April 3

What was advertised in a colonial American newspaper 250 years ago this week?

Apr 3 - 4:1:1768 Connecticut Journal
Connecticut Journal (April 1, 1768).

“Gun-Flint Cutter to His Majesty’s Board of Ordnance, in the Kingdom of Ireland.”

First in response to the Stamp Act and later in the wake of the Townshend Act, some American merchants, shopkeepers, and artisans cast their advertising appeals in terms of the politics of production and consumption. They sought to convince prospective customers that their decisions about which goods to purchase and which establishments to patronize had a political valence. In so doing, they echoed the calls to boycott imported goods and instead to encourage domestic manufactures published in the news and editorial items that appeared elsewhere in colonial newspapers.

John Morris’s advertisement in the April 1, 1768, edition of the Connecticut Journal suggests that some artisans who resided on the other side of the Atlantic became aware of this discourse and opted to mobilize it for their own benefit. Morris, a “Gun-Flint Cutter to His Majesty’s Board of Ordnance, in the Kingdom of Ireland,” announced that he was “willing to come and establish that Branch in any of his Majesty’s Colonies or Plantations in America, if properly encouraged.” In an attempt to frame his advertisement to achieve an enthusiastic response, he addressed it to “the Society of Gentlemen, for the Encouragement of Arts in the different Provinces of America.” Many colonists might have been hesitant to import a variety of goods as a means of resistance when Parliament overstepped its authority, but Morris reasoned that they would welcome an artisan whose labor would make valuable contributions in the domestic marketplace. To underscore this benefit, Morris signed himself as “A Friend to Liberty and Freedom,” indicating his sympathy for the colonists’ cause.

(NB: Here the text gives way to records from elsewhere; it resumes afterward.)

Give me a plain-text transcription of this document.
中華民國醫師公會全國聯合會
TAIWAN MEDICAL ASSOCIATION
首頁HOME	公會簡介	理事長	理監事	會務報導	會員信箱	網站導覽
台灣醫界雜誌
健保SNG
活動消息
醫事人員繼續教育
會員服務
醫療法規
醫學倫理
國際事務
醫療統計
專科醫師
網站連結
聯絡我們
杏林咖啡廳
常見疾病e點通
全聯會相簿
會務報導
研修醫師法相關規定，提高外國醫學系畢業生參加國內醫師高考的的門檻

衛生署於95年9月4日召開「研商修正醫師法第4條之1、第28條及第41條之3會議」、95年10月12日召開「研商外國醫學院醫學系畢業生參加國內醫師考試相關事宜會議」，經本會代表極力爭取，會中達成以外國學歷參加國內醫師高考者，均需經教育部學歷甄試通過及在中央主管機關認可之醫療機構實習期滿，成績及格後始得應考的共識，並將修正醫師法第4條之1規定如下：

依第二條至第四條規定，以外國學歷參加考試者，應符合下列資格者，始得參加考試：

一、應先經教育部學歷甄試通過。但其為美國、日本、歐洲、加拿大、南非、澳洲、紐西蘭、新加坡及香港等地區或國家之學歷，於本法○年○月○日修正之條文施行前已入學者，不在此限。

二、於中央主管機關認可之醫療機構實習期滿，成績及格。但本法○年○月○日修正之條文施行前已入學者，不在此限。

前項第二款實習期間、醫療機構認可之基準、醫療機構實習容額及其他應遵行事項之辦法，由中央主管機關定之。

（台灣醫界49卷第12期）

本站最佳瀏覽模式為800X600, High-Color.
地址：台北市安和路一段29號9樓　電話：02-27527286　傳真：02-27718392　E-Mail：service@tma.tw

He did not, however, make his case in stronger terms than popular opinion permitted. Morris carefully positioned his work, stating that “the Safety and Protection of his Majesty’s Royal Person, His Dominions and Subjects in general” depended on the efforts of gunflint cutters. He provided a service to king and country. While migrating to the colonies might yield some particular advantages for certain of the monarch’s subjects who wished “for the Encouragement of the Arts in the different Provinces of America,” Morris was not advocating anything more radical than strengthening the economic position of the colonies within the empire. Colonists had called for resistance to abuses by Parliament, but they did not yet seriously entertain notions of revolution or independence. The “Honourable House of Representatives” of Massachusetts, one the colonies that led resistance efforts, underscored that point in a letter to “the Right Honourable the Earl of SHELBURNE, one of his Majesty’s Principal Secretaries of State,” a letter that circulated in colonial newspapers (including the April 2, 1768, edition of the Providence Gazette). Legislators from Massachusetts argued in favor of strengthening local government, but also that they were “not insensible of their security and happiness in their connexion with, and dependence on, the mother state.” Furthermore, “they have reason to believe [these] are the sentiments of all the colonies.”

Morris marketed his occupation and willingness to migrate to the American colonies in terms that matched the current political situation. He was an astute enough observer of the rhetoric currently in use in the colonies that even from across the Atlantic he was able to replicate both the sentiments and the appeals advanced by artisans and other advertisers who already resided “in the different Provinces of America.”